Closed atenart closed 1 year ago
Looks like ubuntu 22.04 only has rustc v1.66 while some of our dependencies now requires >= 1.67. Rustc 1.67 is only found in ubuntu 23.04, which doesn't have a vagrant vm available right now (as far as I can see)...
Not sure of the best solution here:
@amorenoz thoughts?
Isn't this ubuntu 23.04: https://app.vagrantup.com/ubuntu/boxes/lunar64 ?
Isn't this ubuntu 23.04: https://app.vagrantup.com/ubuntu/boxes/lunar64 ?
Looks like this one isn't suited for the libvirt provider. When looking at what is supported[1], Ubuntu 22.04 is the latest supported (except for some custom builds I'm not sure to trust).
[1] https://app.vagrantup.com/boxes/search?utf8=%E2%9C%93&sort=downloads&provider=libvirt&q=ubuntu
Firstly, one question: what exactly requires rust > 1.67? That's just out of curiosity.
Nevertheless, looking at the scarcity of VMs that we can use, I think we should reconsider how we build the test binaries. The idea of the VMs is that we can test it works on them, not that we necessarily can build using their standard toolchain. We even use rustup in our copr packages. We should ensure we can run on 22.04 as it's the LTS release so I'm leaning towards using rustup (directly in the VM or using a container).

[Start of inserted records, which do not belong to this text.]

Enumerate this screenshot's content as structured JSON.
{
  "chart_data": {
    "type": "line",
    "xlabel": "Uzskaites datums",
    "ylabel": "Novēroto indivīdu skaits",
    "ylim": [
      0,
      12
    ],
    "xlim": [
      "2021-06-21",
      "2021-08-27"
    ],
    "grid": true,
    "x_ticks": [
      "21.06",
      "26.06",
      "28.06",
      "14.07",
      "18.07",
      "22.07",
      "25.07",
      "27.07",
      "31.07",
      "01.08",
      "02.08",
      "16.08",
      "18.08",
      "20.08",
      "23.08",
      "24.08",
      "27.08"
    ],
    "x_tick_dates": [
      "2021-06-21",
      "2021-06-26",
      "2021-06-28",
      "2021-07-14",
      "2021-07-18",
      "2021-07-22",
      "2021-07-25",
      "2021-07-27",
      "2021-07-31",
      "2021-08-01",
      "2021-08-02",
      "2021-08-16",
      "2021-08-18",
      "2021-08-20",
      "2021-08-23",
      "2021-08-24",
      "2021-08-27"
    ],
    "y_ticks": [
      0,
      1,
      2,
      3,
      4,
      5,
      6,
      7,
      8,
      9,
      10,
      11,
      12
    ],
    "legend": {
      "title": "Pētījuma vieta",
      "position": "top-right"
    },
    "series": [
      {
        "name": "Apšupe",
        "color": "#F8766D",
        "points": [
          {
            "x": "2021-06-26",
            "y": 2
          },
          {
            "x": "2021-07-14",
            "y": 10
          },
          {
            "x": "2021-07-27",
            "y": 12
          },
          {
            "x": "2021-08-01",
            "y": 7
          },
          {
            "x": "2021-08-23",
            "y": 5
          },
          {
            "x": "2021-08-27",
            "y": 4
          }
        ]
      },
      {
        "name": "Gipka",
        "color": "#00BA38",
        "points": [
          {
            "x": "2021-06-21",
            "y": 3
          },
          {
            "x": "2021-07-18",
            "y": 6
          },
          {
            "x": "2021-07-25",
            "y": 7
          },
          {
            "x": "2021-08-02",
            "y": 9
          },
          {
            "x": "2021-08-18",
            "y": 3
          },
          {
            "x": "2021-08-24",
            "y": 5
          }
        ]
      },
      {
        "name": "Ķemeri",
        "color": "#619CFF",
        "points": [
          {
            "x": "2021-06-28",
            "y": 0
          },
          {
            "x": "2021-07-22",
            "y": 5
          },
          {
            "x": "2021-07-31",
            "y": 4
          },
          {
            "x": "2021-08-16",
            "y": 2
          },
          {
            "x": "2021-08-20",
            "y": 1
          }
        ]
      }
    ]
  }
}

Firstly, one question: what exactly requires rust > 1.67? That's just out of curiosity.
time-macros
(a dependency of simplelog
). There might be others though.
Nevertheless, looking at the scarcity of VMs that we can use, I think we should reconsider how we build the test binaries. The idea of the VMs is that we can test it works on them, not that we necessarily can build using their standard toolchain. We even use rustup in our copr packages. We should ensure we can run on 22.04 as it's the LTS release so I'm leaning towards using rustup (directly in the VM or using a container).
Agreed.
WIP
->RFC
. Now waiting onlibbpf_rs
to release a version including the fix we need.We should also have a look at BPF compilation errors and how they are reported. It seemed to me there were not as verbose as before (eg. not including the real underlying error).